Still getting our minds right in Minnesota

In “Getting our minds right in Minnesota,” we discussed at length the background to the refusal by Minnesota attorney Elliot Rothenberg to comply with the Minnesota Supreme Court’s elimination-of-bias requirement for Minnesota attorneys.
Rothenberg’s refusal brought him before the Minnesota Supreme Court, where his license to practice has hung in the balance. Elliot’s position is a little like that of Bartleby the Scrivener in the great Herman Melville story. His response to the Court’s commandment is, in essence, “I would prefer not to.”
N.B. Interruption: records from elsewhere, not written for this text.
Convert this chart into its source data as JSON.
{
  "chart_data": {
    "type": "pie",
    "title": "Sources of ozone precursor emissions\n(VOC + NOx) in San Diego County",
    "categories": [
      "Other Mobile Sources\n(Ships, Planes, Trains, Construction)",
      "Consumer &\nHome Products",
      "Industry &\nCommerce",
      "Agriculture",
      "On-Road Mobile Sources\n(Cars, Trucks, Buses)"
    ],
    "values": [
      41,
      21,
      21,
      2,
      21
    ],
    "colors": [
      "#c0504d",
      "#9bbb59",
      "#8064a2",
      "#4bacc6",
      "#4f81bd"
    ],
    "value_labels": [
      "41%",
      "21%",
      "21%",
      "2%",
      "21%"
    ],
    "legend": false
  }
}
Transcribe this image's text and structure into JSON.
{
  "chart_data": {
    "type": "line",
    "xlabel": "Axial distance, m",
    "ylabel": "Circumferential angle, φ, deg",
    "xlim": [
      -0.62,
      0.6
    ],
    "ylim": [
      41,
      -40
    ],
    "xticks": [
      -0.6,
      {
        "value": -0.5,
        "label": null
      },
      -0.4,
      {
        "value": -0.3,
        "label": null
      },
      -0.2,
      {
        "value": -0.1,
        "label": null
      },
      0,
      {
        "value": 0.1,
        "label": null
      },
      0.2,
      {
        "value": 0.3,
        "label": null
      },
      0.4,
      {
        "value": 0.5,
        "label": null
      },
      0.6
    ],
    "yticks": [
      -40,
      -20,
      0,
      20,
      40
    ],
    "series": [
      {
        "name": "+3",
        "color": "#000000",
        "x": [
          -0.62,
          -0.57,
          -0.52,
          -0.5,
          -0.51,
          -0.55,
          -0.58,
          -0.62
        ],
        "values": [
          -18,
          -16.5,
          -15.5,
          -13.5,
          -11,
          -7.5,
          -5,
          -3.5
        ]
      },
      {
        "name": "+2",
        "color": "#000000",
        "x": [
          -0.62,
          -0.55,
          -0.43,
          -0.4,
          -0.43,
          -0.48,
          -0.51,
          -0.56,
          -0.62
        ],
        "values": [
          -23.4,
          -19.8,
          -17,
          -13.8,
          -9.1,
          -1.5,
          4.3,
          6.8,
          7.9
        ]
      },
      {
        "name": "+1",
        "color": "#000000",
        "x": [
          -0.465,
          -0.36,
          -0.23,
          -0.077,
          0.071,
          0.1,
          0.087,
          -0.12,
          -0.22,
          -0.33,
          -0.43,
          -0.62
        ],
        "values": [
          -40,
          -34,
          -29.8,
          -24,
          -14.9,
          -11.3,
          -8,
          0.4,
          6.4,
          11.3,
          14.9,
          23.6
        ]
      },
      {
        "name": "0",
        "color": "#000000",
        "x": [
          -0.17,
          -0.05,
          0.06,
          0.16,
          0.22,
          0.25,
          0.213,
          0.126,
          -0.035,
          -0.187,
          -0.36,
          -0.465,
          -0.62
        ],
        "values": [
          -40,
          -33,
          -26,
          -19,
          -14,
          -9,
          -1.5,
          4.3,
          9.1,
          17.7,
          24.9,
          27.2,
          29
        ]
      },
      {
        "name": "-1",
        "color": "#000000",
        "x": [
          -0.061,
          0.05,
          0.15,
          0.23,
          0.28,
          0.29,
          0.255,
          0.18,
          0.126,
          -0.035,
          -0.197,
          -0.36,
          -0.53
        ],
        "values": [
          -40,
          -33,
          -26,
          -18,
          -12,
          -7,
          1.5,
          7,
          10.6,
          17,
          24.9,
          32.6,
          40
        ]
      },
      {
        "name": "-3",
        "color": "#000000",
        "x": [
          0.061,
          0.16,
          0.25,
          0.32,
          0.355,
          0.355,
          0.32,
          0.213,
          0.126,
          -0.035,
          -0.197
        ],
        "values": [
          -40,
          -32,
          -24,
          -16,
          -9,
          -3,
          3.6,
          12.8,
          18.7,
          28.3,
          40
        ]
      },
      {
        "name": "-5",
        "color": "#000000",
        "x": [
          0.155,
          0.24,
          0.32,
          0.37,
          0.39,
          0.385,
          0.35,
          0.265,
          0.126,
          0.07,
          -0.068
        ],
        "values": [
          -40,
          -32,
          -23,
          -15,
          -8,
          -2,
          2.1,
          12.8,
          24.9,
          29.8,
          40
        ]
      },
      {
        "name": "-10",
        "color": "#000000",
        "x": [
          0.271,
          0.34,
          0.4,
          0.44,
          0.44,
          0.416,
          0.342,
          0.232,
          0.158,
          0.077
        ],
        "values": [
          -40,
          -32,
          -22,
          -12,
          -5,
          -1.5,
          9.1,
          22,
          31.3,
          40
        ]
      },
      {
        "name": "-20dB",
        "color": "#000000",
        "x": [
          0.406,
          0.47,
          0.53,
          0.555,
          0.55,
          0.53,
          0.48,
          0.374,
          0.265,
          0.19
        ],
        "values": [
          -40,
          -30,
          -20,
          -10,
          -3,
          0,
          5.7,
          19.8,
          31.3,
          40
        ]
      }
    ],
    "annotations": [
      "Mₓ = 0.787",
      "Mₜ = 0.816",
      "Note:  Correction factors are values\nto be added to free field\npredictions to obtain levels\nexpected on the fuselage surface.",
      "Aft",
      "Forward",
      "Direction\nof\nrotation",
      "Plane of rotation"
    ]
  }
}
Our Supreme Court’s elimination-of-bias continuing education requirement is utterly ill-founded and obnoxious. The Supreme Court justices themselves have unanimously declined to defend it in public before a knowledgeable audience of Minnesota attorneys when invited (by me) to do so at the Federalist Society-sponsored program on the requirement — “Elimination of bias: What bias?” The program will take place in Minneapolis on June 22.
Rothenberg has challenged the constitutionality of the elimination-of-bias requirement. In an opinion released on March 25, the Minnesota Supreme Court found that its requirement was good and legal. The ABA Journal Web site has posted a report on the opinion with links to the opinion and other relevant material: “Required course on bias upheld.”
Just about everything that can properly be said about the opinion has been said by my tenacious and learned colleague Peter Swanson on his Bias CLE 599 to 1 site devoted to opposing the requirement. Peter has posted a multipart series responding point by point to the Supreme Court opinion.
From my parochial perspective, the refusal by the Court to defend its own requirement in public before attorneys on whom it has imposed its yoke says just about everything that needs to be said on the subject. On his site Peter says everything else that remains to be said.